The Times’high-profilehorror story camefrom Spanish law enforcement, but stateside, governmental authorities have been using a tool called COMPAS (Correctional Offender Management Profiling for Alternative Sanctions). There are multiple tools like this that are used to assess a criminal defendant’s likelihood of returning to criminal activity—or becoming a recidivist post release. There are a number of these risk assessment algorithms in use, some of which have been created by private companies, some by academics, and some by law enforcement agencies themselves. Many states have built their own assessments, and several academics have written tools.
But the problem again is bias. In an often-cited 2016 article published by Pro-Publicathat reviewed one company’s privately developed product, system outputs were often misleading to the point of just plain wrong. Based on a sample of 10,000 defendants in Florida, Black defendants were deemed more likely to be at based at a higher level of recidivism by the vendor’s scoring system than they actually were, while white defendants were often deemed at a lower risk, which is equally untrue.
AI systems may be incredibly useful in processing, sorting, crunching and managing data, but when it comes to interpretation of that data, the danger of mischaracterization and thus inaccurate conclusions drawn from the data is very grave.
To refer one more time to the New York Times article: currently in Spain there are “92,000 active cases of gender violence victims who were evaluated by VioGén, with most of them — 83 percent — being classified as facing little risk of being hurt by their abuser again.” However, since 2007, at least 247 women have also been killed by their current or former partner after VioGén deemed them as facing little risk of future harm, according to figures released by the Spanish government. More than half of the convicted killers were assessed by the system as of low or negligible risk as repeat abusers.

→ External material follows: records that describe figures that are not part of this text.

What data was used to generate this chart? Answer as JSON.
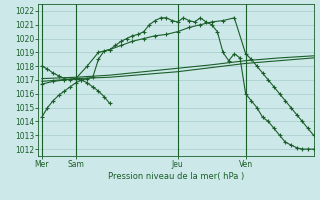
{
  "bg_color": "#cde8e8",
  "grid_color": "#a8cccc",
  "line_color": "#1a5e2a",
  "xlabel": "Pression niveau de la mer( hPa )",
  "day_labels": [
    "Mer",
    "Sam",
    "Jeu",
    "Ven"
  ],
  "day_positions": [
    0,
    3,
    12,
    18
  ],
  "xlim": [
    -0.3,
    24
  ],
  "ylim": [
    1011.5,
    1022.5
  ],
  "yticks": [
    1012,
    1013,
    1014,
    1015,
    1016,
    1017,
    1018,
    1019,
    1020,
    1021,
    1022
  ],
  "line1_x": [
    0,
    0.5,
    1,
    1.5,
    2,
    2.5,
    3,
    3.5,
    4,
    4.5,
    5,
    5.5,
    6,
    6.5,
    7,
    7.5,
    8,
    8.5,
    9,
    9.5,
    10,
    10.5,
    11,
    11.5,
    12,
    12.5,
    13,
    13.5,
    14,
    14.5,
    15,
    15.5,
    16,
    16.5,
    17,
    17.5,
    18,
    18.5,
    19,
    19.5,
    20,
    20.5,
    21,
    21.5,
    22,
    22.5,
    23,
    23.5,
    24
  ],
  "line1_y": [
    1014.3,
    1015.0,
    1015.5,
    1015.9,
    1016.2,
    1016.5,
    1016.8,
    1017.0,
    1017.1,
    1017.2,
    1018.5,
    1019.1,
    1019.2,
    1019.5,
    1019.8,
    1020.0,
    1020.2,
    1020.3,
    1020.5,
    1021.0,
    1021.3,
    1021.5,
    1021.5,
    1021.3,
    1021.2,
    1021.5,
    1021.3,
    1021.2,
    1021.5,
    1021.2,
    1021.0,
    1020.5,
    1019.0,
    1018.4,
    1018.9,
    1018.6,
    1016.0,
    1015.5,
    1015.0,
    1014.3,
    1014.0,
    1013.5,
    1013.0,
    1012.5,
    1012.3,
    1012.1,
    1012.0,
    1012.0,
    1012.0
  ],
  "line2_x": [
    0,
    1,
    2,
    3,
    4,
    5,
    6,
    7,
    8,
    9,
    10,
    11,
    12,
    13,
    14,
    15,
    16,
    17,
    18,
    18.5,
    19,
    19.5,
    20,
    20.5,
    21,
    21.5,
    22,
    22.5,
    23,
    23.5,
    24
  ],
  "line2_y": [
    1016.7,
    1016.9,
    1017.0,
    1017.1,
    1018.0,
    1019.0,
    1019.2,
    1019.5,
    1019.8,
    1020.0,
    1020.2,
    1020.3,
    1020.5,
    1020.8,
    1021.0,
    1021.2,
    1021.3,
    1021.5,
    1018.9,
    1018.5,
    1018.0,
    1017.5,
    1017.0,
    1016.5,
    1016.0,
    1015.5,
    1015.0,
    1014.5,
    1014.0,
    1013.5,
    1013.0
  ],
  "line3_x": [
    0,
    3,
    6,
    9,
    12,
    15,
    18,
    21,
    24
  ],
  "line3_y": [
    1016.9,
    1017.1,
    1017.2,
    1017.4,
    1017.6,
    1017.9,
    1018.2,
    1018.4,
    1018.6
  ],
  "line4_x": [
    0,
    3,
    6,
    9,
    12,
    15,
    18,
    21,
    24
  ],
  "line4_y": [
    1017.1,
    1017.2,
    1017.35,
    1017.6,
    1017.85,
    1018.1,
    1018.4,
    1018.6,
    1018.75
  ],
  "line5_x": [
    0,
    0.5,
    1,
    1.5,
    2,
    2.5,
    3,
    3.5,
    4,
    4.5,
    5,
    5.5,
    6
  ],
  "line5_y": [
    1018.0,
    1017.8,
    1017.5,
    1017.3,
    1017.1,
    1017.0,
    1017.1,
    1017.0,
    1016.8,
    1016.5,
    1016.2,
    1015.8,
    1015.3
  ]
}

Certainly not all AI tools cause—or result in--harmful outcomes. But it’s important to know that AI outputs are best used when they are used as contributing factors and not relied upon solely for decision making those without the involvement of those people who have both common sense and experience well beyond the numbers themselves. In the Spanish system, reference is made that the AI tool and human decision makers were so intertwined that it was very difficult to determine which was which.
The takeaway is this. AI outputs can be very useful and beneficial. But AI has no common sense or judgment, and in and of itself, without human consideration and analysis, the output is only as good as, not only the original data itself, but the weights and qualities of the factors included in the algorithm itself. And even then, like human analysis, it’s not perfect.